Officials of the state government, with forensic experts, sub divisional magistrates and the police officials have now started an operation to identify dead bodies and in cases where they cannot, preserve their DNA.
The officials reached Gaurikund and Kedarnath and said that some bodies had decomposed and stood no chance of being recognised.
“Things are in a mess, many bodies have been eaten up by dogs, many have decomposed and many are lying buried under the debris, mud and boulders,” said an official.
With people and pilgrims stranded at the Kedar valley completely evacuated Sunday, the army and other authorities involved in the rescue would Monday begin to focus on people still caught up in Badrinath and Harsil, officials said.
Officials told IANS that the death toll and trail of devastation would now become more harrowing as rescuers spend their energy on fishing out the dead from the Kedar valley and the nearby areas.
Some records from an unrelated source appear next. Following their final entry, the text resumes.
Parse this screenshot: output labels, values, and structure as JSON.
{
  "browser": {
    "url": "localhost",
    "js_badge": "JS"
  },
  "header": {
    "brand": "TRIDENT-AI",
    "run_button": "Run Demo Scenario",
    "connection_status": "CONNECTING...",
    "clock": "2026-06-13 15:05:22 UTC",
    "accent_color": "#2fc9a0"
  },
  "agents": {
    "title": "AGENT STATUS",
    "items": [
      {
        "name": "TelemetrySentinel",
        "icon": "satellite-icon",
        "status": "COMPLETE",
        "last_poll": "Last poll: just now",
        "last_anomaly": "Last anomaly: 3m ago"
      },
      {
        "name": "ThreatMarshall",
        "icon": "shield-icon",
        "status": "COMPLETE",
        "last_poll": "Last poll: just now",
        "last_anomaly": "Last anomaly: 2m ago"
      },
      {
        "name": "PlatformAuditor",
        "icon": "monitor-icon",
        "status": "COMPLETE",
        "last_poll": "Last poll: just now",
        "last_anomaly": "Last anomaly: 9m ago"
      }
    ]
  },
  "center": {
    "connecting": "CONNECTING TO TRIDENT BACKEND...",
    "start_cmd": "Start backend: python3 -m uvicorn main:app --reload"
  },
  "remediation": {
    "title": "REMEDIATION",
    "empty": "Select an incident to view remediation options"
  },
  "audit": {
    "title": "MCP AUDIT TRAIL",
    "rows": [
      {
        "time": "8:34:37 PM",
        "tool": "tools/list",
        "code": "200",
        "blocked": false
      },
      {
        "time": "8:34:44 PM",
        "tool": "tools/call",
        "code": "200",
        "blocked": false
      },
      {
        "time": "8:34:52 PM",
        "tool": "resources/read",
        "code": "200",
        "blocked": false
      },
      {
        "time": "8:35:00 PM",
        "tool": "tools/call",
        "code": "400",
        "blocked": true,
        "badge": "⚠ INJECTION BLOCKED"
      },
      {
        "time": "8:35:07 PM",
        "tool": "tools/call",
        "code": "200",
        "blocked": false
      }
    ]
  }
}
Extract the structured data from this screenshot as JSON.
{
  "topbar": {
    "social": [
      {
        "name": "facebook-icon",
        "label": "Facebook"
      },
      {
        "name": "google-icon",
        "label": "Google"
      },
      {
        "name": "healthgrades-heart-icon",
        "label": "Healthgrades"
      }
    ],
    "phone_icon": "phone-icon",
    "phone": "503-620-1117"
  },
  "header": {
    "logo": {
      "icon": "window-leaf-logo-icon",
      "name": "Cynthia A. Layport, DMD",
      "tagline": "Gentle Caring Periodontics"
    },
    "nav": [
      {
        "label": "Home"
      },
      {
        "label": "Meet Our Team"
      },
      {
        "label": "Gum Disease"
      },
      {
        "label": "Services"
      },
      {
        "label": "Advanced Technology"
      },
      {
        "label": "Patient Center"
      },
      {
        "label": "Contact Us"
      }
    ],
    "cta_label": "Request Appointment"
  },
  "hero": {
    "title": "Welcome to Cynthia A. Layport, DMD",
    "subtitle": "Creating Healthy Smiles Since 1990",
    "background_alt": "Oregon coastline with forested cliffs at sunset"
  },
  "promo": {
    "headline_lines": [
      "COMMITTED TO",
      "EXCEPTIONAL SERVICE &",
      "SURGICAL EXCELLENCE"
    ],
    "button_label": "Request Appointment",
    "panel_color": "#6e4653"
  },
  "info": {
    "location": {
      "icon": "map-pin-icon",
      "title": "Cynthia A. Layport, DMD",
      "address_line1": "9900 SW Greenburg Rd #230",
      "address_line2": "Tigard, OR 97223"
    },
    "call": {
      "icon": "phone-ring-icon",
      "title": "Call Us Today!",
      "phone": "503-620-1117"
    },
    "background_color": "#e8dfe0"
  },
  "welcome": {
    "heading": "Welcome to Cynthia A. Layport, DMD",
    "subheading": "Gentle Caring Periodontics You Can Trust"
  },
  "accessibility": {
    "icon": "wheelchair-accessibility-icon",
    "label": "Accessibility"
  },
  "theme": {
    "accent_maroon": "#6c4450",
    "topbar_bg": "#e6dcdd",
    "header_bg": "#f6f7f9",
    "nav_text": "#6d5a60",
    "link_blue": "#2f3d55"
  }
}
“Dozens of villages, several vehicle parking lots where cars were parked with the drivers inside have been washed away in the torrential rains…there must be hundreds missing from there,” the official said.
A day after Uttarakhand Chief Minister Vijay Bahuguna feared that 1,000 people might have been killed in the calamity, the state’s Disaster Management Minister Yashpal Arya put the death toll at “at least 5,000”.
Interacting with reporters at the Jolly Grant airport in the state capital, Arya said: “At least 5,000 people must have been killed in the deluge, we cannot say with surety but the number can go even higher.”
People returning to safety from the rain ravaged areas put the number of dead at “many thousands (with) many (who) died of cold, illness, lack of food and water”.
Snehil Gupta, a youth who had gone to Kedarnath from Uttarakhand told IANS that he had seen “…people dead on road sides, in jungles and in villages” as he trekked his way to safety on a hill with two of his friends. His car and driver are yet untraced.